Die ExtraSchicht kommt 2020 auf die Laga nach Kamp-Lintfort

Ein aktueller Blick vom Zechenturm auf das Laga-Gelände. Das Programm der Extraschicht im nächsten Jahr soll sich im Bereich der beiden Fördertürme abspielen.

Ein aktueller Blick vom Zechenturm auf das Laga-Gelände. Das Programm der Extraschicht im nächsten Jahr soll sich im Bereich der beiden Fördertürme abspielen.

Foto: Norbert Prümen (nop) / FUNKE FotoServices

Kamp-Lintfort.  Am 27. Juni 2020 gibt es auch auf dem Laga-Gelände ExtraSchicht-Programm. Der Lehrstollen wird da noch nicht zur Bühne. Das soll sich aber ändern.

Die ExtraSchicht kommt 2020 nach Kamp-Lintfort auf die Landesgartenschau. Das Programm an diesem Abend werde sich in erster Linie rund um die beiden Fördertürme abspielen, teilte Dezernent Christoph Müllmann den Mitgliedern des Ausschusses für Bildung, Kultur und Sport am Mittwoch mit.
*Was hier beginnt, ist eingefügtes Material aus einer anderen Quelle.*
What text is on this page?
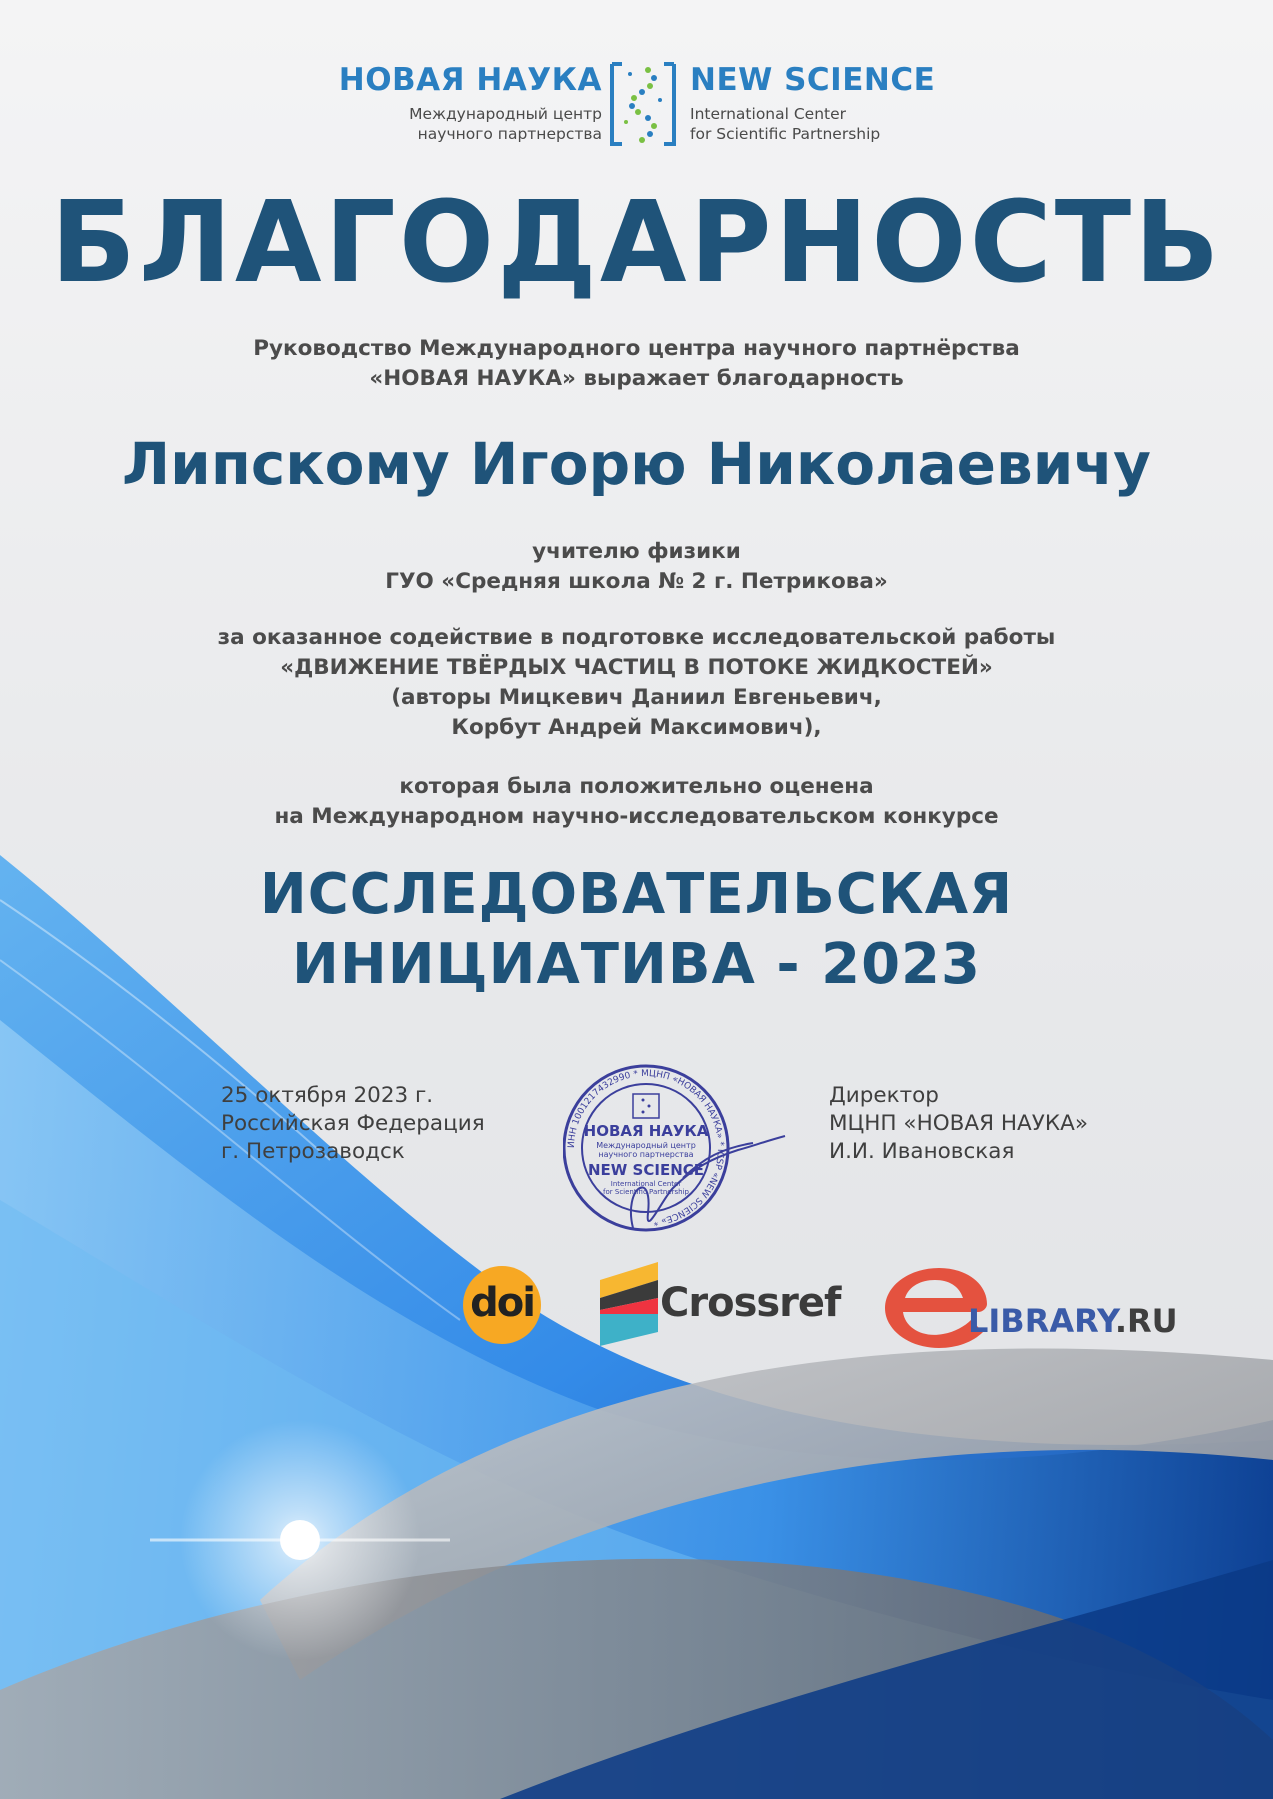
НОВАЯ НАУКА
Международный центр
научного партнерства
NEW SCIENCE
International Center
for Scientific Partnership
БЛАГОДАРНОСТЬ
Руководство Международного центра научного партнёрства
«НОВАЯ НАУКА» выражает благодарность
Липскому Игорю Николаевичу
учителю физики
ГУО «Средняя школа № 2 г. Петрикова»
за оказанное содействие в подготовке исследовательской работы
«ДВИЖЕНИЕ ТВЁРДЫХ ЧАСТИЦ В ПОТОКЕ ЖИДКОСТЕЙ»
(авторы Мицкевич Даниил Евгеньевич,
Корбут Андрей Максимович),
которая была положительно оценена
на Международном научно-исследовательском конкурсе
ИССЛЕДОВАТЕЛЬСКАЯ
ИНИЦИАТИВА - 2023
25 октября 2023 г.
Российская Федерация
г. Петрозаводск	ИНН 1001217432990 * МЦНП «НОВАЯ НАУКА» * ICSP «NEW SCIENCE» *
НОВАЯ НАУКА
Международный центр
научного партнерства
NEW SCIENCE
International Center
for Scientific Partnership
Директор
МЦНП «НОВАЯ НАУКА»
И.И. Ивановская
doi	Crossref	LIBRARY.RU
Der Lehrstollen werde im nächsten Jahr allerdings noch nicht Bestandteil des Kulturspektakels im Ruhrgebiet sein. „Das streben wir ab 2021 an“, so Müllmann. Nicht nur die ExtraSchicht ist während der Landesgartenschau ein zusätzlicher Programmhöhepunkt, Kamp-Lintfort wird im Laga-Jahr – und darüber hinaus – Pilotkommune für ein Projekt des von der Unesco ausgezeichneten weltweiten Netzwerkes „sevengardens - Färbergärten“. Initiator ist der Essener Künstler Peter Reichenbach, der am Mittwoch der Politik sein Konzept vorstellte. Demnach sollen in den kommenden Monaten an 17 Orten in Kamp-Lintfort 17 verschiedene Kunstwerke rund um die Gewinnung von Naturfarben aus Färberpflanzen entstehen.
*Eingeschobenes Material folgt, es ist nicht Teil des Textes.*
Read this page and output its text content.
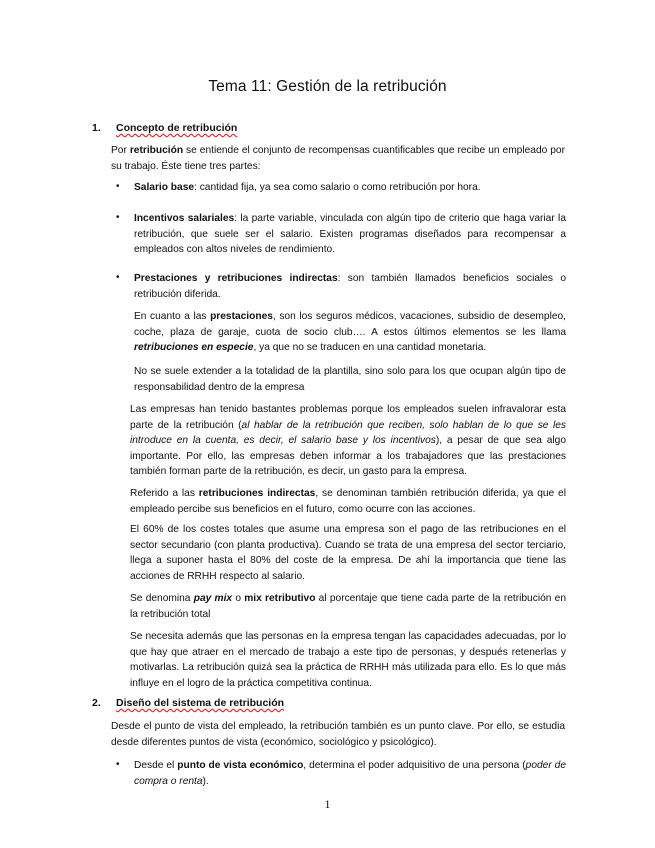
Tema 11: Gestión de la retribución
1. Concepto de retribución

Por retribución se entiende el conjunto de recompensas cuantificables que recibe un empleado por su trabajo. Éste tiene tres partes:

• Salario base: cantidad fija, ya sea como salario o como retribución por hora.

• Incentivos salariales: la parte variable, vinculada con algún tipo de criterio que haga variar la retribución, que suele ser el salario. Existen programas diseñados para recompensar a empleados con altos niveles de rendimiento.

• Prestaciones y retribuciones indirectas: son también llamados beneficios sociales o retribución diferida.

En cuanto a las prestaciones, son los seguros médicos, vacaciones, subsidio de desempleo, coche, plaza de garaje, cuota de socio club…. A estos últimos elementos se les llama retribuciones en especie, ya que no se traducen en una cantidad monetaria.

No se suele extender a la totalidad de la plantilla, sino solo para los que ocupan algún tipo de responsabilidad dentro de la empresa

Las empresas han tenido bastantes problemas porque los empleados suelen infravalorar esta parte de la retribución (al hablar de la retribución que reciben, solo hablan de lo que se les introduce en la cuenta, es decir, el salario base y los incentivos), a pesar de que sea algo importante. Por ello, las empresas deben informar a los trabajadores que las prestaciones también forman parte de la retribución, es decir, un gasto para la empresa.

Referido a las retribuciones indirectas, se denominan también retribución diferida, ya que el empleado percibe sus beneficios en el futuro, como ocurre con las acciones.

El 60% de los costes totales que asume una empresa son el pago de las retribuciones en el sector secundario (con planta productiva). Cuando se trata de una empresa del sector terciario, llega a suponer hasta el 80% del coste de la empresa. De ahí la importancia que tiene las acciones de RRHH respecto al salario.

Se denomina pay mix o mix retributivo al porcentaje que tiene cada parte de la retribución en la retribución total

Se necesita además que las personas en la empresa tengan las capacidades adecuadas, por lo que hay que atraer en el mercado de trabajo a este tipo de personas, y después retenerlas y motivarlas. La retribución quizá sea la práctica de RRHH más utilizada para ello. Es lo que más influye en el logro de la práctica competitiva continua.

2. Diseño del sistema de retribución

Desde el punto de vista del empleado, la retribución también es un punto clave. Por ello, se estudia desde diferentes puntos de vista (económico, sociológico y psicológico).

• Desde el punto de vista económico, determina el poder adquisitivo de una persona (poder de compra o renta).

1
Dringende Entscheidungen zur Einschulung

Die Zahl 17 kommt nicht von ungefähr: Die Vereinten Nationen haben vor sieben Jahren 17 Ziele für nachhaltige Entwicklung (so genannte SDG’s – Sustainable Development Goals) formuliert. Die sollen in dem Projekt kreativ aufgegriffen werden. Seit 2016 ist der Künstler unter anderem auch in Kamp-Lintfort unterwegs und hat hier rund 80 Mitstreiter für sein Netzwerk gefunden. Einzelne Ideen und Projekte vor allem in Kitas und Schulen liefen bereits, sagte Kulturbüro-Leiterin Petra Niemöller.
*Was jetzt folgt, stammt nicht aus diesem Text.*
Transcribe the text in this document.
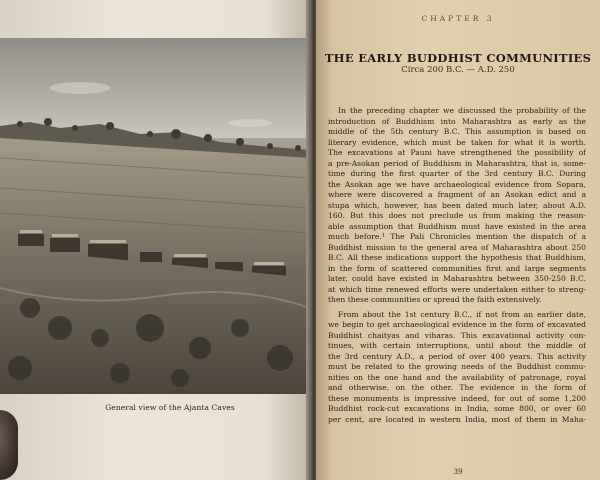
General view of the Ajanta Caves
CHAPTER 3
THE EARLY BUDDHIST COMMUNITIES
Circa 200 B.C. — A.D. 250
In the preceding chapter we discussed the probability of the
introduction of Buddhism into Maharashtra as early as the
middle of the 5th century B.C. This assumption is based on
literary evidence, which must be taken for what it is worth.
The excavations at Pauni have strengthened the possibility of
a pre-Asokan period of Buddhism in Maharashtra, that is, some-
time during the first quarter of the 3rd century B.C. During
the Asokan age we have archaeological evidence from Sopara,
where were discovered a fragment of an Asokan edict and a
stupa which, however, has been dated much later, about A.D.
160. But this does not preclude us from making the reason-
able assumption that Buddhism must have existed in the area
much before.¹ The Pali Chronicles mention the dispatch of a
Buddhist mission to the general area of Maharashtra about 250
B.C. All these indications support the hypothesis that Buddhism,
in the form of scattered communities first and large segments
later, could have existed in Maharashtra between 350-250 B.C.
at which time renewed efforts were undertaken either to streng-
then these communities or spread the faith extensively.
From about the 1st century B.C., if not from an earlier date,
we begin to get archaeological evidence in the form of excavated
Buddhist chaityas and viharas. This excavational activity con-
tinues, with certain interruptions, until about the middle of
the 3rd century A.D., a period of over 400 years. This activity
must be related to the growing needs of the Buddhist commu-
nities on the one hand and the availability of patronage, royal
and otherwise, on the other. The evidence in the form of
these monuments is impressive indeed, for out of some 1,200
Buddhist rock-cut excavations in India, some 800, or over 60
per cent, are located in western India, most of them in Maha-
39
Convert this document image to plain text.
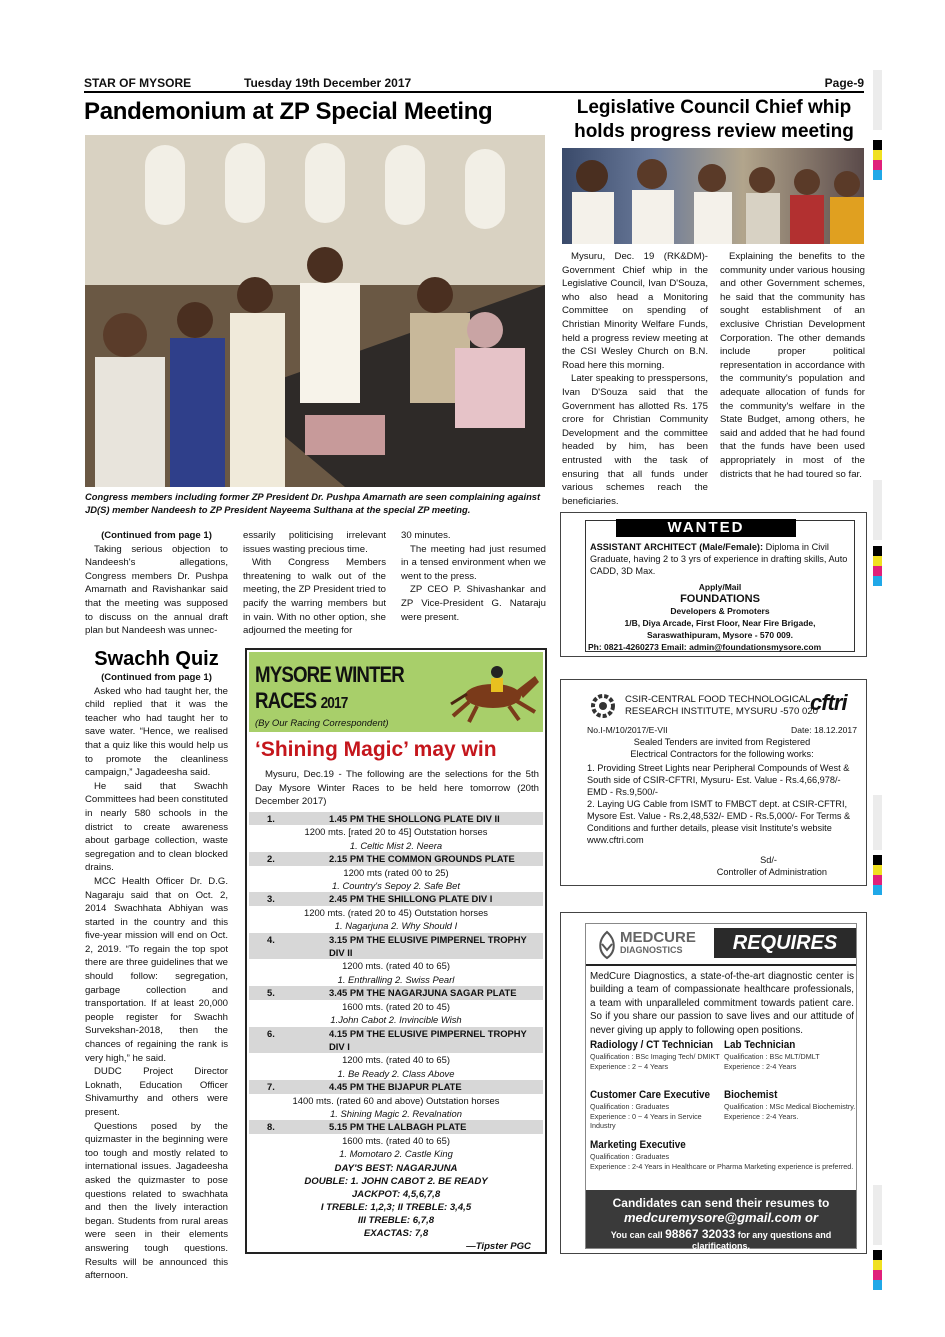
STAR OF MYSORE	Tuesday 19th December 2017	Page-9
Pandemonium at ZP Special Meeting
Congress members including former ZP President Dr. Pushpa Amarnath are seen complaining against JD(S) member Nandeesh to ZP President Nayeema Sulthana at the special ZP meeting.
(Continued from page 1)

Taking serious objection to Nandeesh's allegations, Congress members Dr. Pushpa Amarnath and Ravishankar said that the meeting was supposed to discuss on the annual draft plan but Nandeesh was unnec-

essarily politicising irrelevant issues wasting precious time.

With Congress Members threatening to walk out of the meeting, the ZP President tried to pacify the warring members but in vain. With no other option, she adjourned the meeting for

30 minutes.

The meeting had just resumed in a tensed environment when we went to the press.

ZP CEO P. Shivashankar and ZP Vice-President G. Nataraju were present.

Swachh Quiz
(Continued from page 1)

Asked who had taught her, the child replied that it was the teacher who had taught her to save water. “Hence, we realised that a quiz like this would help us to promote the cleanliness campaign,” Jagadeesha said.

He said that Swachh Committees had been constituted in nearly 580 schools in the district to create awareness about garbage collection, waste segregation and to clean blocked drains.

MCC Health Officer Dr. D.G. Nagaraju said that on Oct. 2, 2014 Swachhata Abhiyan was started in the country and this five-year mission will end on Oct. 2, 2019. “To regain the top spot there are three guidelines that we should follow: segregation, garbage collection and transportation. If at least 20,000 people register for Swachh Survekshan-2018, then the chances of regaining the rank is very high,” he said.

DUDC Project Director Loknath, Education Officer Shivamurthy and others were present.

Questions posed by the quizmaster in the beginning were too tough and mostly related to international issues. Jagadeesha asked the quizmaster to pose questions related to swachhata and then the lively interaction began. Students from rural areas were seen in their elements answering tough questions. Results will be announced this afternoon.

MYSORE WINTER
RACES 2017
(By Our Racing Correspondent)
‘Shining Magic’ may win
Mysuru, Dec.19 - The following are the selections for the 5th Day Mysore Winter Races to be held here tomorrow (20th December 2017)
1.	1.45 PM THE SHOLLONG PLATE DIV II
1200 mts. [rated 20 to 45] Outstation horses
1. Celtic Mist 2. Neera
2.	2.15 PM THE COMMON GROUNDS PLATE
1200 mts (rated 00 to 25)
1. Country's Sepoy 2. Safe Bet
3.	2.45 PM THE SHILLONG PLATE DIV I
1200 mts. (rated 20 to 45) Outstation horses
1. Nagarjuna 2. Why Should I
4.	3.15 PM THE ELUSIVE PIMPERNEL TROPHY DIV II
1200 mts. (rated 40 to 65)
1. Enthralling 2. Swiss Pearl
5.	3.45 PM THE NAGARJUNA SAGAR PLATE
1600 mts. (rated 20 to 45)
1.John Cabot 2. Invincible Wish
6.	4.15 PM THE ELUSIVE PIMPERNEL TROPHY DIV I
1200 mts. (rated 40 to 65)
1. Be Ready 2. Class Above
7.	4.45 PM THE BIJAPUR PLATE
1400 mts. (rated 60 and above) Outstation horses
1. Shining Magic 2. Revalnation
8.	5.15 PM THE LALBAGH PLATE
1600 mts. (rated 40 to 65)
1. Momotaro 2. Castle King
DAY'S BEST: NAGARJUNA
DOUBLE: 1. JOHN CABOT 2. BE READY
JACKPOT: 4,5,6,7,8
I TREBLE: 1,2,3; II TREBLE: 3,4,5
III TREBLE: 6,7,8
EXACTAS: 7,8
—Tipster PGC
Legislative Council Chief whip
holds progress review meeting

Mysuru, Dec. 19 (RK&DM)- Government Chief whip in the Legislative Council, Ivan D'Souza, who also head a Monitoring Committee on spending of Christian Minority Welfare Funds, held a progress review meeting at the CSI Wesley Church on B.N. Road here this morning.

Later speaking to presspersons, Ivan D'Souza said that the Government has allotted Rs. 175 crore for Christian Community Development and the committee headed by him, has been entrusted with the task of ensuring that all funds under various schemes reach the beneficiaries.

Explaining the benefits to the community under various housing and other Government schemes, he said that the community has sought establishment of an exclusive Christian Development Corporation. The other demands include proper political representation in accordance with the community's population and adequate allocation of funds for the community's welfare in the State Budget, among others, he said and added that he had found that the funds have been used appropriately in most of the districts that he had toured so far.

WANTED
ASSISTANT ARCHITECT (Male/Female): Diploma in Civil Graduate, having 2 to 3 yrs of experience in drafting skills, Auto CADD, 3D Max.
Apply/Mail
FOUNDATIONS
Developers & Promoters
1/B, Diya Arcade, First Floor, Near Fire Brigade,
Saraswathipuram, Mysore - 570 009.
Ph: 0821-4260273 Email: admin@foundationsmysore.com
CSIR-CENTRAL FOOD TECHNOLOGICAL
RESEARCH INSTITUTE, MYSURU -570 020
cftri
No.I-M/10/2017/E-VII	Date: 18.12.2017
Sealed Tenders are invited from Registered Electrical Contractors for the following works:
1. Providing Street Lights near Peripheral Compounds of West & South side of CSIR-CFTRI, Mysuru- Est. Value - Rs.4,66,978/- EMD - Rs.9,500/-
2. Laying UG Cable from ISMT to FMBCT dept. at CSIR-CFTRI, Mysore Est. Value - Rs.2,48,532/- EMD - Rs.5,000/- For Terms & Conditions and further details, please visit Institute's website www.cftri.com
Sd/-
Controller of Administration
MEDCURE
DIAGNOSTICS	REQUIRES
MedCure Diagnostics, a state-of-the-art diagnostic center is building a team of compassionate healthcare professionals, a team with unparalleled commitment towards patient care. So if you share our passion to save lives and our attitude of never giving up apply to following open positions.
Radiology / CT Technician
Qualification : BSc Imaging Tech/ DMIKT
Experience : 2 ~ 4 Years
Lab Technician
Qualification : BSc MLT/DMLT
Experience : 2-4 Years
Customer Care Executive
Qualification : Graduates
Experience : 0 ~ 4 Years in Service Industry
Biochemist
Qualification : MSc Medical Biochemistry.
Experience : 2-4 Years.
Marketing Executive
Qualification : Graduates
Experience : 2-4 Years in Healthcare or Pharma Marketing experience is preferred.
Candidates can send their resumes to
medcuremysore@gmail.com or
You can call 98867 32033 for any questions and clarifications.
Dringende Entscheidungen musste die Politik für die Anmeldungen zur Einschulung treffen. Nach wie vor ist der Platz knapp, die Kinderzahlen höher als einst prognostiziert. Einstimmig beschloss der Ausschuss, auswärtige Anmeldungen zur Einschulung ab dem Schuljahr 2020/2021 nur zu berücksichtigen, falls dies die Aufnahmekapazitäten der Grundschulen zulassen. Wegen der akuten Raumnot an der Grundschule am Pappelsee wird die Zahl der Klassen in der Schuleingangsphase (Klassen 1 und 2) auf maximal sieben beschränkt. Damit entspricht die Politik einem entsprechenden Antrag der Schule. Um Schülern mit Förderbedarf gerecht werden zu können, wird die Größe der Eingangsklassen an der Ebertschule auf 24 Schüler begrenzt.

Erstmals mussten in diesem Jahr Anmeldungen für die Grundschule am Niersenberg abgelehnt werden, weil dort die Kapazität nicht ausreicht. Bei den Ablehnungen handelte es sich laut Verwaltung um Kinder, für die die Grundschule am Niersenberg nicht die am nächsten gelegene Grundschule war. Weil zu erwarten ist, dass sich die Einschulungszahlen in Kamp-Lintfort – auch durch die Neubaugebiete – weiterhin auf hohem Niveau bewegen werden, seien die bereits beschlossenen Aus- und Umbaumaßnahmen möglichst schnell umzusetzen, heißt es aus dem Schulamt. Bis dahin sei weiterhin mit Engpässen bei den Aufnahmen zu rechnen.